Aliments et digestion : quelques idées reçues …


Manger trop de chocolat peut donner des crises de foie
Faux. La crise de foie n’existe pas ; en revanche, le fait de manger gras augmente la sécrétion de bile car elle est riche en acides biliaires qui permettent de digérer le gras. Quand la bile est abondante et/ou épaisse, elle peut parfois s’écouler difficilement et provoquer des douleurs liées à la dilatation des voies biliaires. C’est sans doute ce qui est qualifié de crise de foie. Un bon conseil : éviter de cumuler les sources de gras à un même repas.

Les eaux gazeuses à table aident à digérer …
Pas forcément.  En effet, le gaz peut durablement indisposer à moins d’être rejeté lors d’une discrète expectoration. Sinon, ce gaz devra transiter pendant 24 heures dans les intestins avant d’être éliminé et provoquer des douleurs abdominales en dilatant les anses intestinales, surtout chez certaines personnes aux intestins fragiles. Toutefois, les eaux gazeuses contiennent également du bicarbonate de sodium, censé tamponner l’acidité gastrique et atténuer d’éventuelles sensations de brûlures gastriques. Cet effet est pourtant quasi nul. Boire une gazeuse est donc surtout une question de goût !

Certains aliments se digèrent mal …
Vrai. Par exemple les fond d’artichauts, les choux, les poivrons, les salsifis et les légumes secs sont riches en amidon résistant que nous ne savons pas digérer. Les bactéries du microbiote les consomment mais en échange libèrent de nombreux gaz indisposants. Pour les légumes secs, il suffit de les faire tremper la veille pour qu’ils soient plus digestes.

Et le lait ?
Il peut être mal digéré chez certaines personnes dites intolérantes au lactose. Cela concerne environ 10% de la population adulte. Dans ce cas, on boit du lait sans lactose et on profite des autres produits laitiers. Attention à ne pas se priver de produits laitiers, faute de quoi le manque de calcium finira par pénaliser les os (il n’y en pas assez dans les végétaux et il est mal absorbé). Sinon, on peut boire des eaux calciques (elles contiennent environ 500mg de calcium par litre soit 50% du besoin quotidien en calcium – Contrex, Courmayeur).

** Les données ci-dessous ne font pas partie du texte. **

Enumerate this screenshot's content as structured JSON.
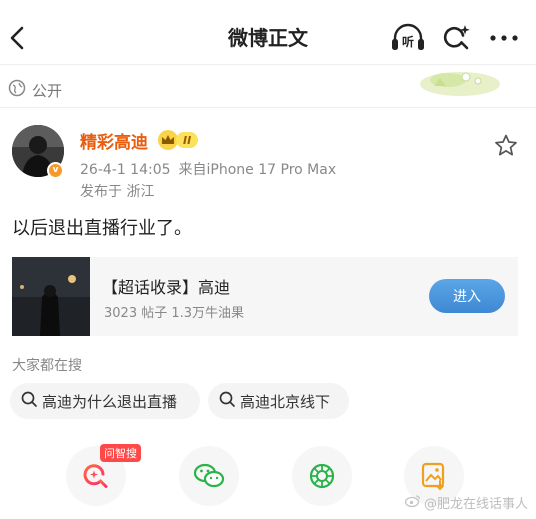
{
  "nav": {
    "title": "微博正文",
    "back_icon": "chevron-left-icon",
    "listen_icon": "headphones-listen-icon",
    "listen_glyph": "听",
    "search_icon": "ai-search-icon",
    "more_icon": "more-dots-icon"
  },
  "visibility": {
    "icon": "globe-icon",
    "label": "公开"
  },
  "post": {
    "author": "精彩高迪",
    "vip_level": "II",
    "verified_badge": "v",
    "time": "26-4-1 14:05",
    "source": "来自iPhone 17 Pro Max",
    "location": "发布于 浙江",
    "text": "以后退出直播行业了。"
  },
  "supertopic": {
    "title": "【超话收录】高迪",
    "stats": "3023 帖子 1.3万牛油果",
    "join_label": "进入"
  },
  "hot_search": {
    "title": "大家都在搜",
    "items": [
      "高迪为什么退出直播",
      "高迪北京线下"
    ]
  },
  "share": {
    "ask_badge": "问智搜",
    "icons": [
      "ai-search-share-icon",
      "wechat-icon",
      "moments-icon",
      "save-image-icon"
    ]
  },
  "watermark": "@肥龙在线话事人",
  "colors": {
    "author": "#ea5d0c",
    "join_button": "#4a93dc",
    "badge_red": "#ff4848",
    "vip_yellow": "#fde15b"
  }
}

Le gluten provoque des inflammations intestinales.
Vrai pour 10 à 20% de la population adulte. On parle alors d’hypersensibilité au gluten (différente de la maladie cœliaque, beaucoup plus rare – 1% de la population). Ce gluten est devenu, au fil des sélections génétiques, probablement de plus en plus résistant et difficile à digérer. Les personnes souffrant de colon irritable y sont particulièrement sensibles. Le conseil : sans pour autant passer au sans gluten strict et aux produits sans gluten qui n’ont pas forcément une meilleure valeur nutritionnelle – choisissez plutôt du pain au sarrasin, au petit épeautre ou à la farine de châtaigne.

En somme, vous voyez que la digestion peut être discrète et sereine comme elle peut être capricieuse et parfois démonstrative. Si certes la génétique y joue un rôle certain, il est évident que la qualité de votre hygiène de vie est très impactante. Mangez bien et sainement, bougez bien et dormez suffisamment – voilà les clefs d’un intestin en forme !

Dr Laurence PLUMEY. Médecin Nutritionniste. EPM Nutrition.